Apart from the law, the governance code in South Africa, King IV, sets out the expected governance best practice. In relation to the allegations at the companies in question , King IV contains specific principles and practices around ethical conduct, good corporate citizenship, compliance with laws, rules, codes and standards, fraud, corruption as well as risk and tax governance. It further outlines oversight and monitoring of implementation and execution by management as one of the four primary governance roles and responsibilities of the board within the dynamic business cycle of the organisation
“Good governance does not exist apart from the law and a corporate governance code that applies on a voluntary basis may also trigger legal consequences,” says Richard Foster, IoDSA facilitator. “A court considers all relevant circumstances in determining the appropriate standard of conduct for those charged with governance duties, including what the generally accepted practices are. Given that the provisions of voluntary codes of governance find their way into jurisprudence and become part of the common law, failure to meet an established corporate governance practice, albeit not legislated may also invoke liability,” says Foster.

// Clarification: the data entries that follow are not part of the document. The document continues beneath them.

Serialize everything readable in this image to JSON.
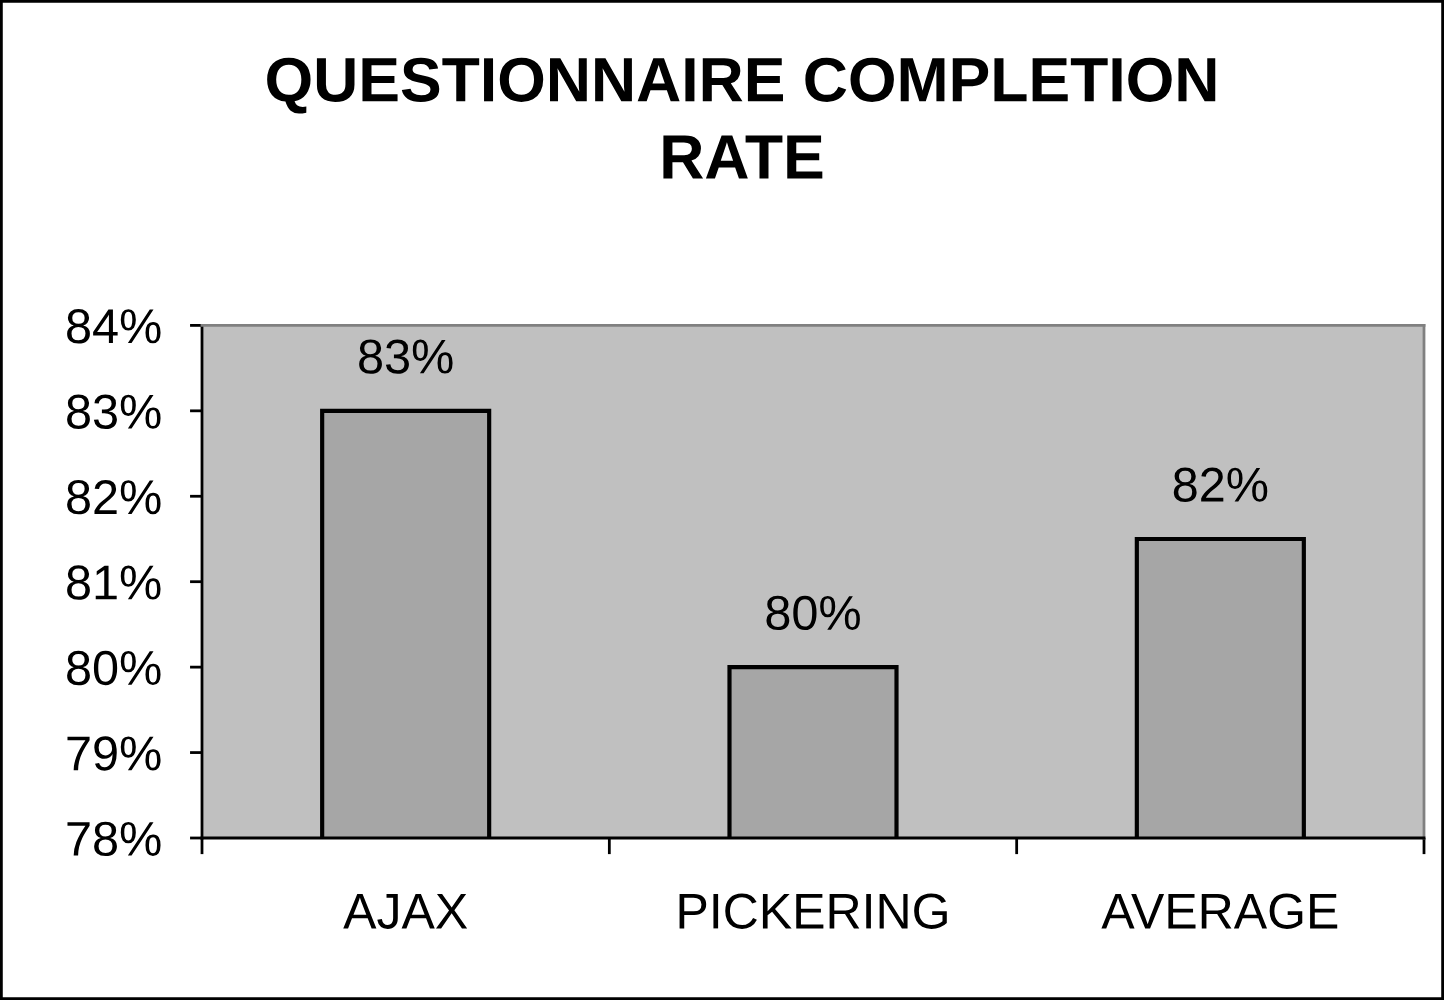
{
  "chart_data": {
    "type": "bar",
    "title": "QUESTIONNAIRE COMPLETION\nRATE",
    "categories": [
      "AJAX",
      "PICKERING",
      "AVERAGE"
    ],
    "values": [
      83.0,
      80.0,
      81.5
    ],
    "color": "#a6a6a6",
    "value_labels": [
      "83%",
      "80%",
      "82%"
    ],
    "ylim": [
      78,
      84
    ],
    "yticks": [
      {
        "value": 78,
        "label": "78%"
      },
      {
        "value": 79,
        "label": "79%"
      },
      {
        "value": 80,
        "label": "80%"
      },
      {
        "value": 81,
        "label": "81%"
      },
      {
        "value": 82,
        "label": "82%"
      },
      {
        "value": 83,
        "label": "83%"
      },
      {
        "value": 84,
        "label": "84%"
      }
    ]
  }
}
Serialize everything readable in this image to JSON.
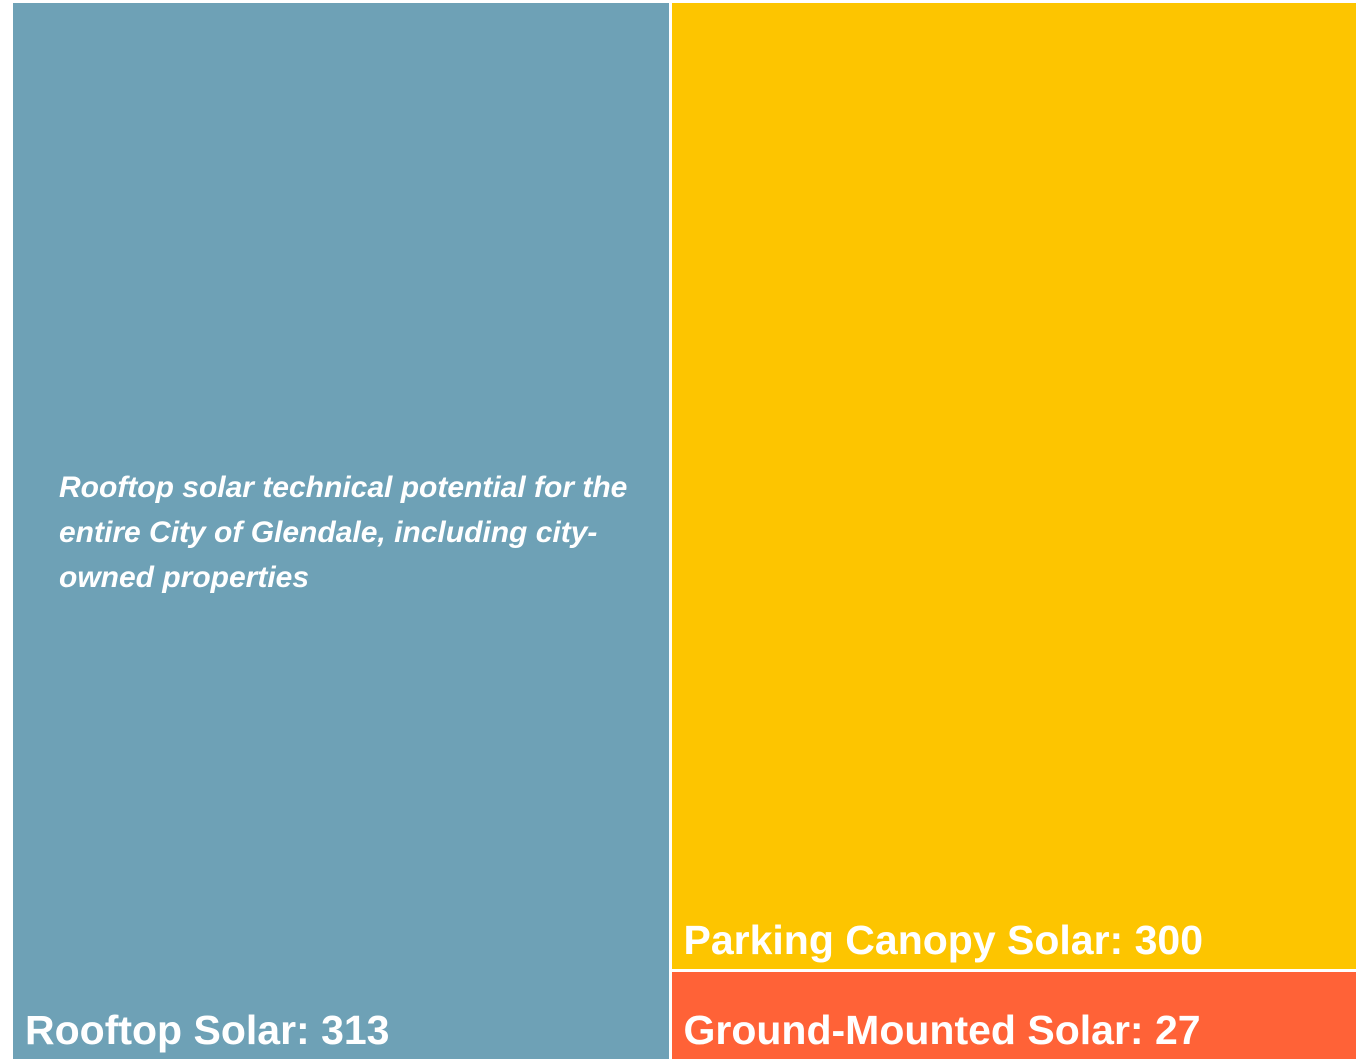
{
  "chart_data": {
    "type": "treemap",
    "title": "",
    "series": [
      {
        "name": "Rooftop Solar",
        "value": 313,
        "label": "Rooftop Solar: 313",
        "color": "#6ea1b6",
        "annotation": "Rooftop solar technical potential for the entire City of Glendale, including city-owned properties"
      },
      {
        "name": "Parking Canopy Solar",
        "value": 300,
        "label": "Parking Canopy Solar: 300",
        "color": "#fdc500"
      },
      {
        "name": "Ground-Mounted Solar",
        "value": 27,
        "label": "Ground-Mounted Solar: 27",
        "color": "#ff6237"
      }
    ]
  }
}
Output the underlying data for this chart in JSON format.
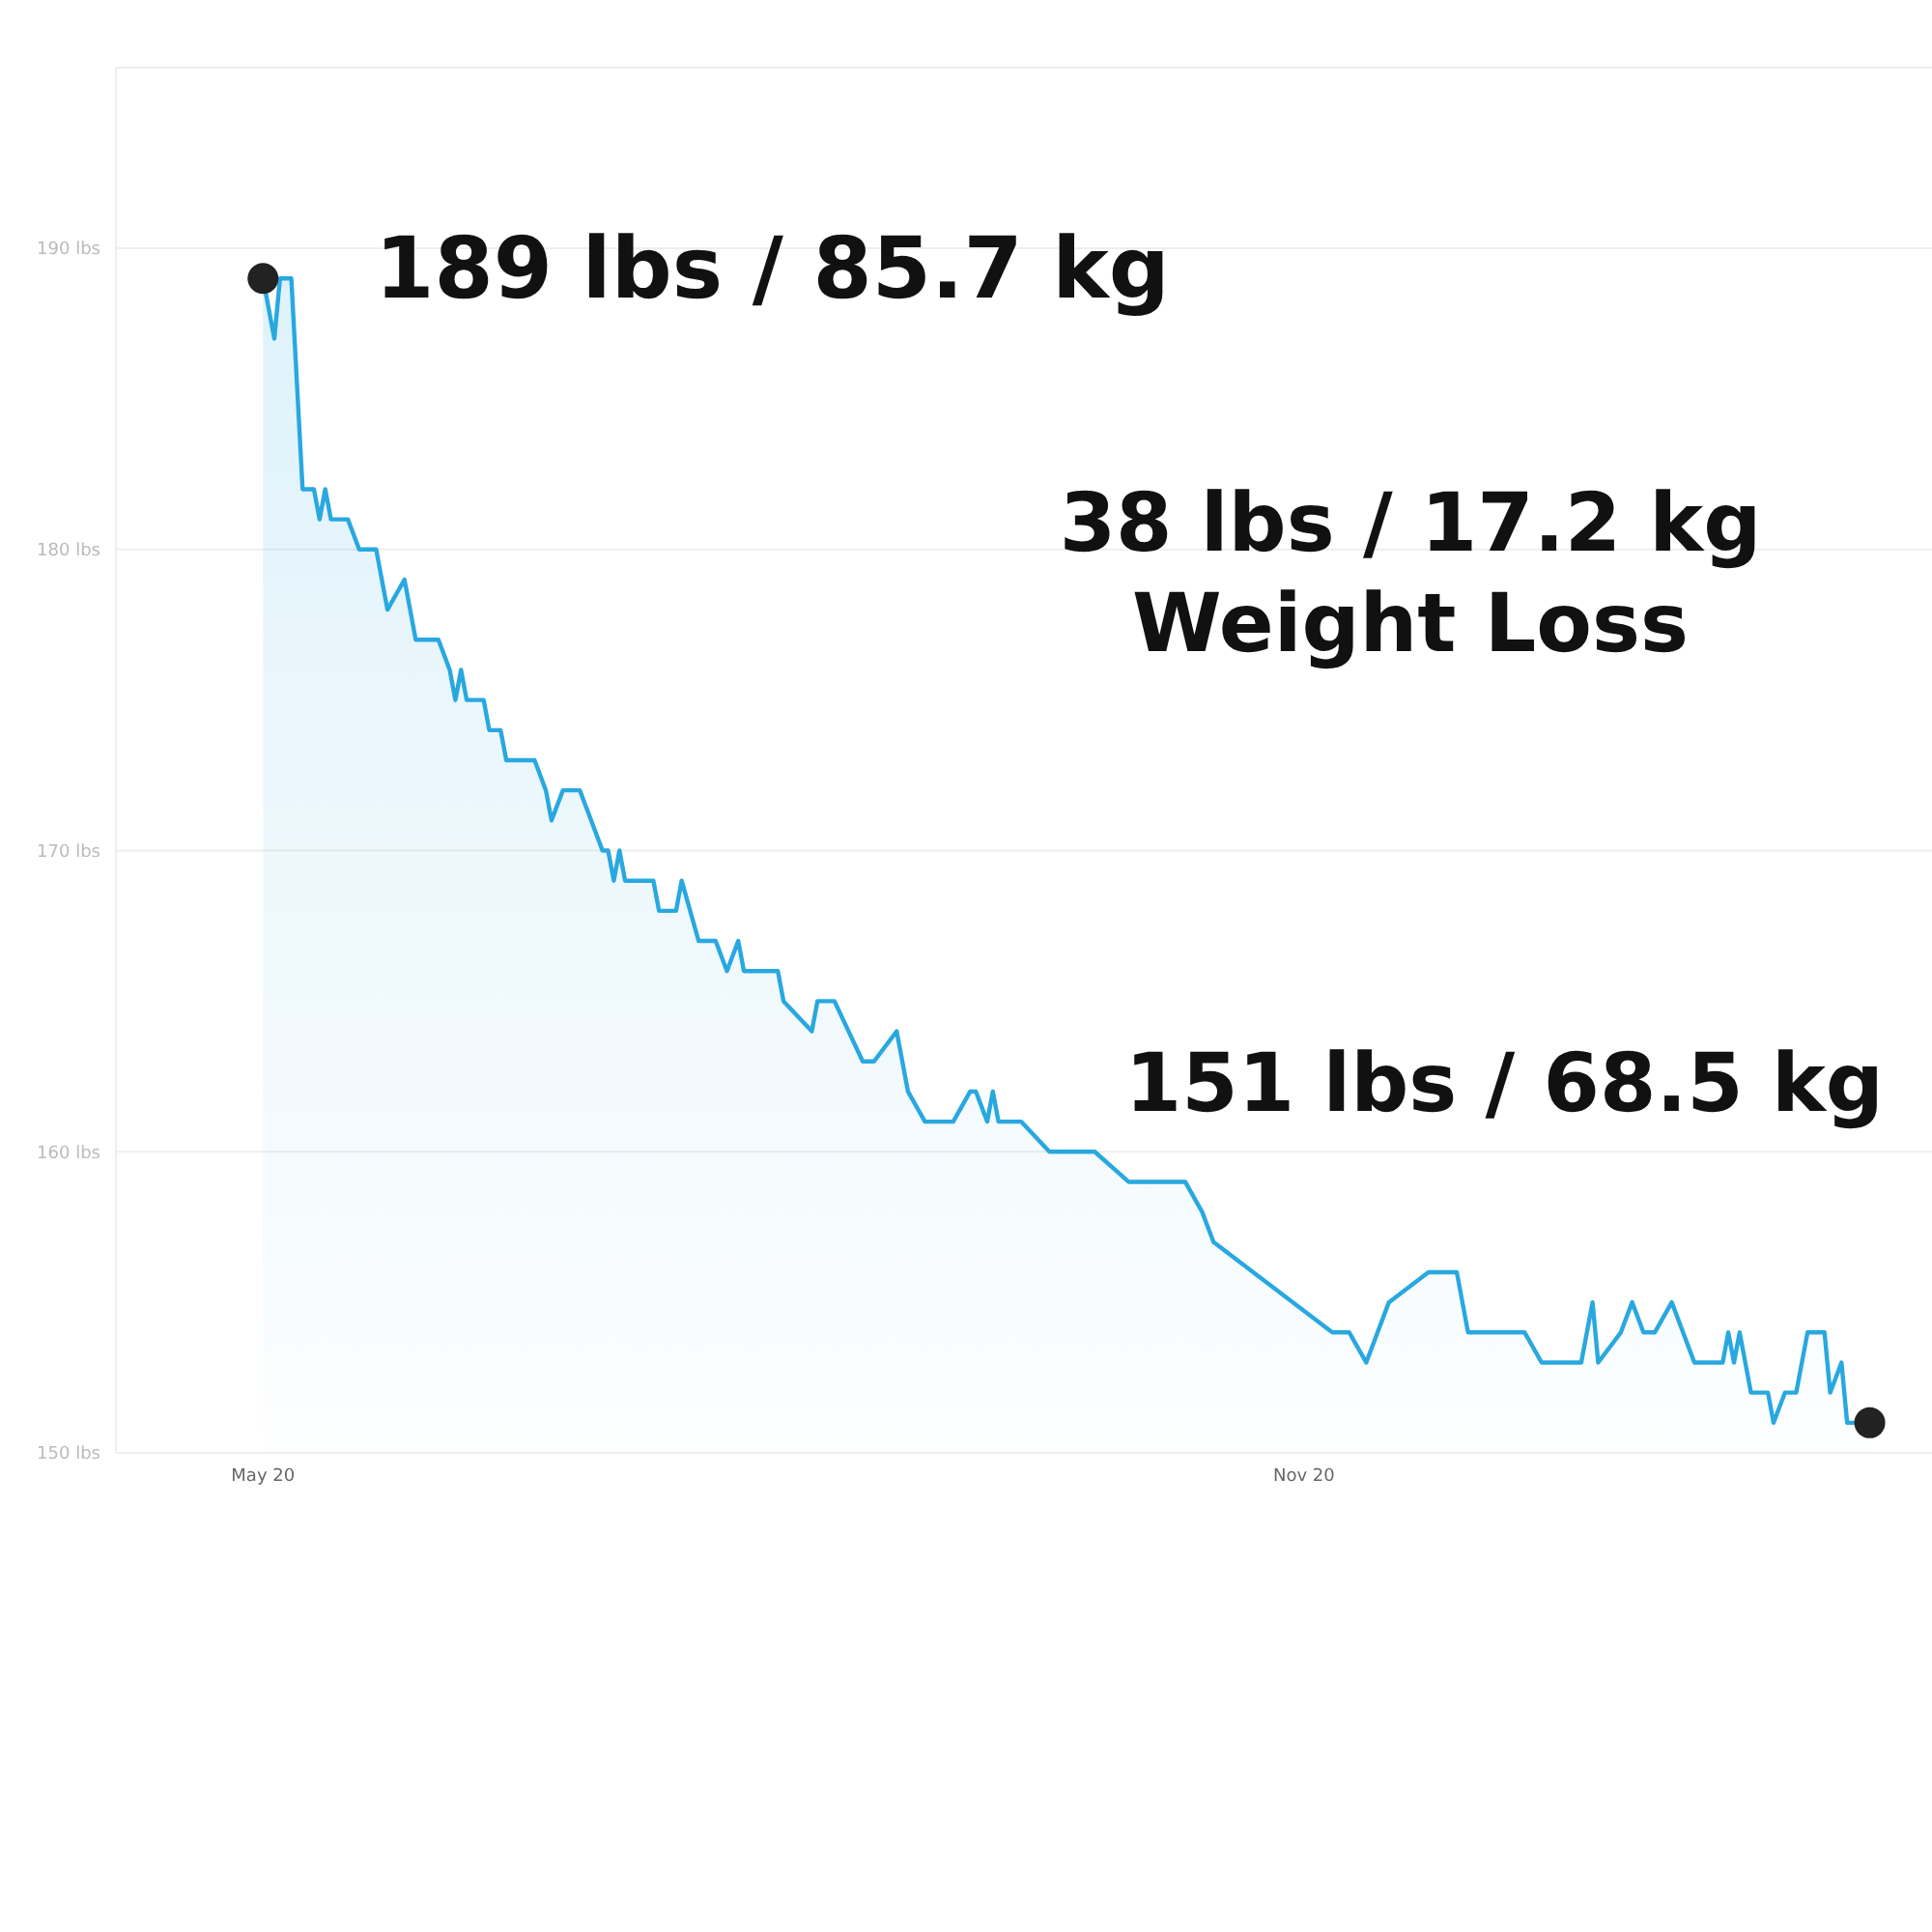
{
  "chart_data": {
    "type": "area",
    "x": [
      "2020-05-01",
      "2020-05-03",
      "2020-05-04",
      "2020-05-06",
      "2020-05-08",
      "2020-05-10",
      "2020-05-11",
      "2020-05-12",
      "2020-05-13",
      "2020-05-16",
      "2020-05-18",
      "2020-05-21",
      "2020-05-23",
      "2020-05-26",
      "2020-05-28",
      "2020-06-01",
      "2020-06-03",
      "2020-06-04",
      "2020-06-05",
      "2020-06-06",
      "2020-06-09",
      "2020-06-10",
      "2020-06-12",
      "2020-06-13",
      "2020-06-18",
      "2020-06-20",
      "2020-06-21",
      "2020-06-23",
      "2020-06-26",
      "2020-06-28",
      "2020-06-30",
      "2020-07-01",
      "2020-07-02",
      "2020-07-03",
      "2020-07-04",
      "2020-07-09",
      "2020-07-10",
      "2020-07-13",
      "2020-07-14",
      "2020-07-17",
      "2020-07-20",
      "2020-07-22",
      "2020-07-24",
      "2020-07-25",
      "2020-07-31",
      "2020-08-01",
      "2020-08-06",
      "2020-08-07",
      "2020-08-10",
      "2020-08-15",
      "2020-08-17",
      "2020-08-21",
      "2020-08-23",
      "2020-08-26",
      "2020-08-31",
      "2020-09-03",
      "2020-09-04",
      "2020-09-06",
      "2020-09-07",
      "2020-09-08",
      "2020-09-12",
      "2020-09-17",
      "2020-09-25",
      "2020-10-01",
      "2020-10-09",
      "2020-10-11",
      "2020-10-14",
      "2020-10-16",
      "2020-11-06",
      "2020-11-09",
      "2020-11-12",
      "2020-11-16",
      "2020-11-23",
      "2020-11-28",
      "2020-11-30",
      "2020-12-10",
      "2020-12-13",
      "2020-12-18",
      "2020-12-20",
      "2020-12-22",
      "2020-12-23",
      "2020-12-27",
      "2020-12-29",
      "2020-12-31",
      "2021-01-02",
      "2021-01-05",
      "2021-01-09",
      "2021-01-14",
      "2021-01-15",
      "2021-01-16",
      "2021-01-17",
      "2021-01-19",
      "2021-01-22",
      "2021-01-23",
      "2021-01-25",
      "2021-01-27",
      "2021-01-29",
      "2021-02-01",
      "2021-02-02",
      "2021-02-04",
      "2021-02-05",
      "2021-02-09"
    ],
    "series": [
      {
        "color": "#29a8e0",
        "values": [
          189,
          187,
          189,
          189,
          182,
          182,
          181,
          182,
          181,
          181,
          180,
          180,
          178,
          179,
          177,
          177,
          176,
          175,
          176,
          175,
          175,
          174,
          174,
          173,
          173,
          172,
          171,
          172,
          172,
          171,
          170,
          170,
          169,
          170,
          169,
          169,
          168,
          168,
          169,
          167,
          167,
          166,
          167,
          166,
          166,
          165,
          164,
          165,
          165,
          163,
          163,
          164,
          162,
          161,
          161,
          162,
          162,
          161,
          162,
          161,
          161,
          160,
          160,
          159,
          159,
          159,
          158,
          157,
          154,
          154,
          153,
          155,
          156,
          156,
          154,
          154,
          153,
          153,
          153,
          155,
          153,
          154,
          155,
          154,
          154,
          155,
          153,
          153,
          154,
          153,
          154,
          152,
          152,
          151,
          152,
          152,
          154,
          154,
          152,
          153,
          151,
          151
        ]
      }
    ],
    "xlim": [
      "2020-04-05",
      "2021-02-20"
    ],
    "xticks": [
      {
        "value": "2020-05-01",
        "label": "May 20"
      },
      {
        "value": "2020-11-01",
        "label": "Nov 20"
      }
    ],
    "ylim": [
      150,
      196
    ],
    "yticks": [
      {
        "value": 150,
        "label": "150 lbs"
      },
      {
        "value": 160,
        "label": "160 lbs"
      },
      {
        "value": 170,
        "label": "170 lbs"
      },
      {
        "value": 180,
        "label": "180 lbs"
      },
      {
        "value": 190,
        "label": "190 lbs"
      }
    ],
    "grid": "y",
    "annotations": [
      {
        "text": "189 lbs / 85.7 kg",
        "x": "2020-05-01",
        "y": 189
      },
      "38 lbs / 17.2 kg\nWeight Loss",
      "151 lbs / 68.5 kg"
    ]
  }
}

Natesan says that King IV is a useful reference point for governance best practice, if it is applied as intended – i.e. meaningful application in a value adding manner to achieve certain outcomes. “An organisation can tick all the boxes, have all the structures, processes, and documents in place, but that does not mean they have good governance.”
In King IV, good governance is defined as ethical and effective leadership that achieves the governance outcomes of ethical leadership, good performance, effective control and legitimacy. In a recent BizNews article, Nic Frangos is quoted as saying, “If you have a CEO with no integrity, King Ten wouldn’t suffice. On the other hand, for someone with the integrity of an Adrian Gore (CEO of Discovery), even King One isn’t required.”
A few of the directors serving on the boards of these companies are members of the IoDSA. However, the institute is a voluntary body that has no statutory power to appoint, remove or take punitive action against directors, says IoDSA CEO Angela Cherrington. This responsibility lies with regulators, the courts and other statutory bodies like the CIPC. “The IoDSA can nevertheless revoke membership from individuals if they are found to be in contravention of our member code of conduct. The same applies to those who carry the IoDSA’s Chartered Director SA or Certified Director professional designations. There are currently no Chartered Director SAs on the boards of Steinhoff, EOH and Multichoice.”